Luk 11:11-13 If a son shall ask bread of any of you that is a father, will he give him a stone? or if he ask a fish, will he for a fish give him a serpent? Or if he shall ask an egg, will he offer him a scorpion? If ye then, being evil, know how to give good gifts unto your children: how much more shall your heavenly Father give the Holy Spirit to them that ask him?
This passage is at the end of the familiar passage that talks about asking and receiving "ask and it shall be given you." After Jesus finishes exhorting the disciples to pray, he gives an example they would have been familiar with, the example of a father and his child. Jesus describes an earthly father that gives his child the things he daily needs. Then the Lord compares the earthly father to our heavenly Father. If the earthly father can give good gifts so much more will our heavenly Father.

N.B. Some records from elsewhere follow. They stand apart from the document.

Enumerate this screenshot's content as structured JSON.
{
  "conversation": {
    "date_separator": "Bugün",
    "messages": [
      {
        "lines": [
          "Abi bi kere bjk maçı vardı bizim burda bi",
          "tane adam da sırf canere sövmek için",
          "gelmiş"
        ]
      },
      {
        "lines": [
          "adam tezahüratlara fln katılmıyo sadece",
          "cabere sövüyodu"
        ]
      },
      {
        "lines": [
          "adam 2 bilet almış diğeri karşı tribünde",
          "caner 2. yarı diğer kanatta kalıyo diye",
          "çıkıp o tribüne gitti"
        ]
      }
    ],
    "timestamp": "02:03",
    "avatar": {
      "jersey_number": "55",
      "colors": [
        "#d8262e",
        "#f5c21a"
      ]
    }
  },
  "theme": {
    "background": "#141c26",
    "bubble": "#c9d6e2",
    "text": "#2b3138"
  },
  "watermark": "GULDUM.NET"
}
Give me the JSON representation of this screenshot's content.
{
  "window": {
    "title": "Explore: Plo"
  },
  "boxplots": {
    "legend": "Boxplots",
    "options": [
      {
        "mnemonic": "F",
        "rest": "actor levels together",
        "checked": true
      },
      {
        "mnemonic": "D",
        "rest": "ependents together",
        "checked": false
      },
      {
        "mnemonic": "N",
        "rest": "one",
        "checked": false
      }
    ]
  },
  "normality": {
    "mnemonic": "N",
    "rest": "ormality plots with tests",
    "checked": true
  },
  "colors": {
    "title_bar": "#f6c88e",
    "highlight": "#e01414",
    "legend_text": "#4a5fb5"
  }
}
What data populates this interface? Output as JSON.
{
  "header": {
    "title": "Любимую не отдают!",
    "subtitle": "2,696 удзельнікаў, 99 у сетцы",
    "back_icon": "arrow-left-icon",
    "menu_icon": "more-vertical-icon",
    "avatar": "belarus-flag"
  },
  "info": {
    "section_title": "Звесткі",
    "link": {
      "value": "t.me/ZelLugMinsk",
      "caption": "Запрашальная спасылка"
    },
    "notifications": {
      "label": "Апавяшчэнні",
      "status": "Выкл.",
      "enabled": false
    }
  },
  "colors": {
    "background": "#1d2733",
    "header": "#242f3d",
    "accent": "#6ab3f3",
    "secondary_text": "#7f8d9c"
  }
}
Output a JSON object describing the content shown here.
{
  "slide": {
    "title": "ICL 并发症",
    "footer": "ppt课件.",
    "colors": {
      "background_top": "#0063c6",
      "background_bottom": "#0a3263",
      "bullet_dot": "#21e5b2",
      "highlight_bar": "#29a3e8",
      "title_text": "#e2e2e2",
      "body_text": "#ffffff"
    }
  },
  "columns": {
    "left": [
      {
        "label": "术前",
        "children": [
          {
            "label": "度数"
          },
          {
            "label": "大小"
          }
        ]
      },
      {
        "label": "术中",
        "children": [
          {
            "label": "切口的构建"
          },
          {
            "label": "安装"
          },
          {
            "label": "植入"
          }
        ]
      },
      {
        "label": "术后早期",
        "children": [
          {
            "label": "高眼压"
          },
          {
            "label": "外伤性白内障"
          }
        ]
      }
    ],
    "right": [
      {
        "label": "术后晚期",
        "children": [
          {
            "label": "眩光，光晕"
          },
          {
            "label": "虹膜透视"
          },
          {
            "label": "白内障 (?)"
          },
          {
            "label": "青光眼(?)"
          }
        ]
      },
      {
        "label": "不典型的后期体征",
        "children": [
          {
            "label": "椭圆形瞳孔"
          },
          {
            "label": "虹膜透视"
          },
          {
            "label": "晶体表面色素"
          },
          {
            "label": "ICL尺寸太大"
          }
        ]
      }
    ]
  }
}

1Th 2:10-12 Ye are witnesses, and God also, how holily and justly and unblameably we behaved ourselves among you that believe: As ye know how we exhorted and comforted and charged every one of you, as a father doth his children, That ye would walk worthy of God, who hath called you unto his kingdom and glory.
These verses do not reference our Heavenly father, but they do discuss what an earthly father does. He exhorts (encourages), comforts and charges (commands) his children.
Heb 12:5-11 And ye have forgotten the exhortation which speaketh unto you as unto children, My son, despise not thou the chastening of the Lord, nor faint when thou art rebuked of him: For whom the Lord loveth he chasteneth, and scourgeth every son whom he receiveth. If ye endure chastening, God dealeth with you as with sons; for what son is he whom the father chasteneth not? But if ye be without chastisement, whereof all are partakers, then are ye bastards, and not sons. Furthermore we have had fathers of our flesh which corrected us, and we gave them reverence: shall we not much rather be in subjection unto the Father of spirits, and live? For they verily for a few days chastened us after their own pleasure; but he for our profit, that we might be partakers of his holiness. Now no chastening for the present seemeth to be joyous, but grievous: nevertheless afterward it yieldeth the peaceable fruit of righteousness unto them which are exercised thereby.
These verse discuss how God deals with his children compared with how an earthly father deals with his children. As Christians we are to not to despise the chastening (Correcting; afflicting for correction*) that the Lord gives us. The Lord is shown as a loving Father that chasteneth and scourgeth (To afflict greatly; to harass, torment or injure.*) his children. The encouragement is that if the Lord is chastening you then you are His child. Then the comparison is made to our earthly father. Our father corrected and chastened us for a small amount of time for his own pleasure, but our heavenly Father does it so that we could be more like Him. That chastening is never pleasant, but it does result in righteousness.
So what can we learn from these passages? The Luke and Hebrews passages both compare our heavenly Father with an earthly father. Both the earthly father and the heavenly Father give gifts to their children and chasten their children. The I Thess. passage describes an earthly father that encourages, comforts, and commands his children. So as parents do we have these characteristics? Could we be described as giving, chastening, encouraging, comforting, commanding?